When Wrinkle, finally published, won the 1963 Newbery Award, Madeleine L’Engle embraced the public speaking circuit as a literary celebrity. Disparate listeners were either charmed or appalled by her Christian belief, her commitment to the Episcopal church, her theatrical flair, and her connection to readers. Some dismissed her as a person living in a fantasy, while she published 44 titles in 35 years, including novels, memoirs, volumes of poetry, musings on faith and the arts, and children’s titles. The chasm of differing perceptions widened when The New Yorker posted an unflattering profile of L’Engle a few years before her 2007 death.

In Listening for Madeleine, Leonard Marcus traces perceptions of L’Engle through a collection of interviews with those who knew her; through the voices of publishers, family members, and fellow writers, he explores his subject as matriarch, mentor, friend, and icon.

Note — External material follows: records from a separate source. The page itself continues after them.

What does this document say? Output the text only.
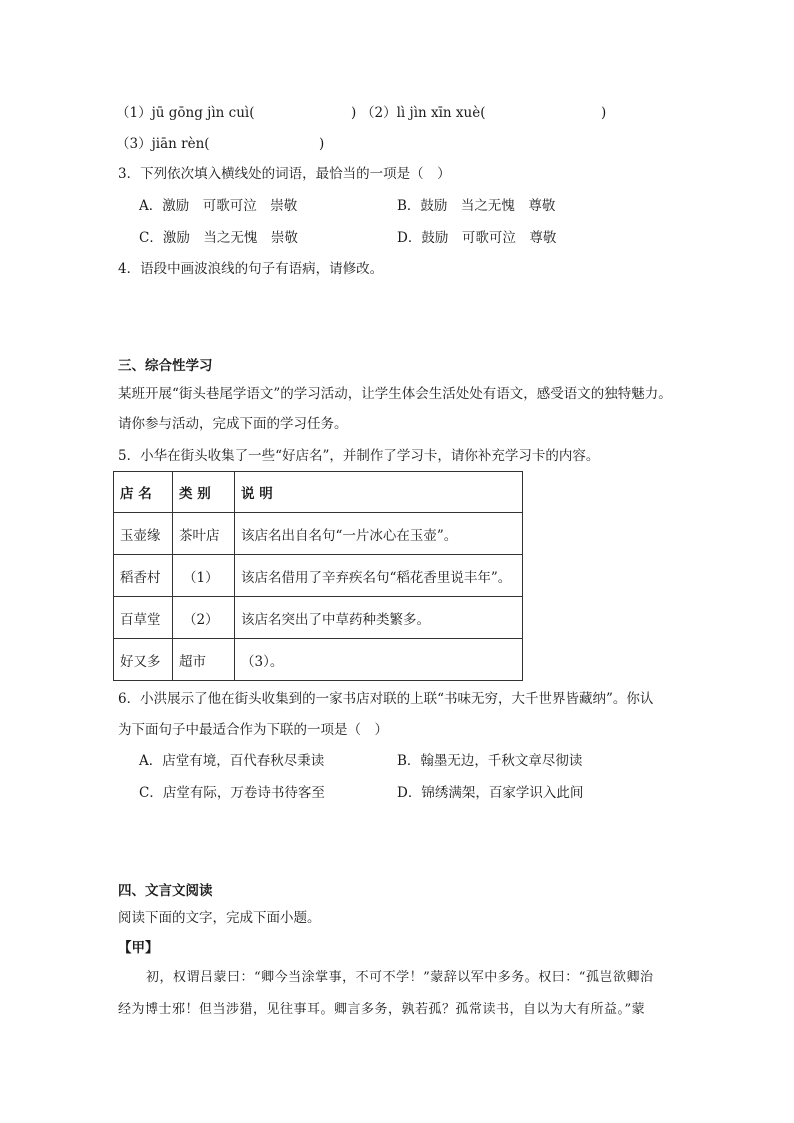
（1）jū gōng jìn cuì(	) （2）lì jìn xīn xuè(	)
（3）jiān rèn(	)
3．下列依次填入横线处的词语，最恰当的一项是（　）
A．激励　可歌可泣　崇敬	B．鼓励　当之无愧　尊敬
C．激励　当之无愧　崇敬	D．鼓励　可歌可泣　尊敬
4．语段中画波浪线的句子有语病，请修改。
三、综合性学习
某班开展“街头巷尾学语文”的学习活动，让学生体会生活处处有语文，感受语文的独特魅力。
请你参与活动，完成下面的学习任务。
5．小华在街头收集了一些“好店名”，并制作了学习卡，请你补充学习卡的内容。
店 名	类 别	说 明
玉壶缘	茶叶店	该店名出自名句“一片冰心在玉壶”。
稻香村	（1）	该店名借用了辛弃疾名句“稻花香里说丰年”。
百草堂	（2）	该店名突出了中草药种类繁多。
好又多	超市	（3）。
6．小洪展示了他在街头收集到的一家书店对联的上联“书味无穷，大千世界皆藏纳”。你认
为下面句子中最适合作为下联的一项是（　）
A．店堂有境，百代春秋尽秉读	B．翰墨无边，千秋文章尽彻读
C．店堂有际，万卷诗书待客至	D．锦绣满架，百家学识入此间
四、文言文阅读
阅读下面的文字，完成下面小题。
【甲】
初，权谓吕蒙曰：“卿今当涂掌事，不可不学！”蒙辞以军中多务。权曰：“孤岂欲卿治
经为博士邪！但当涉猎，见往事耳。卿言多务，孰若孤？孤常读书，自以为大有所益。”蒙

Often, one interview contradicts the last; but rather than feeling like one of L’Engle’s formidable ping-pong matches, the back-and-forth forms its own story. Cousins who speak of family “L’Englearities” suggest an inheritance of eccentricity. Luci Shaw speaks of her lifelong closeness with L’Engle in the chapter simply titled “Friend.”

Instead of trying to sum L’Engle up, the book breathes mystery into the life of a writer who loved living in the public eye. In his closing interview, Marcus—who has remained mostly in the background until this point—discusses how biographers suffer a little when initial heroic impressions must accommodate new insights and shadows. Marcus’s work and the remembrances of friends shed an intimate light on Madeleine L’Engle the human being, who resists simple categorization.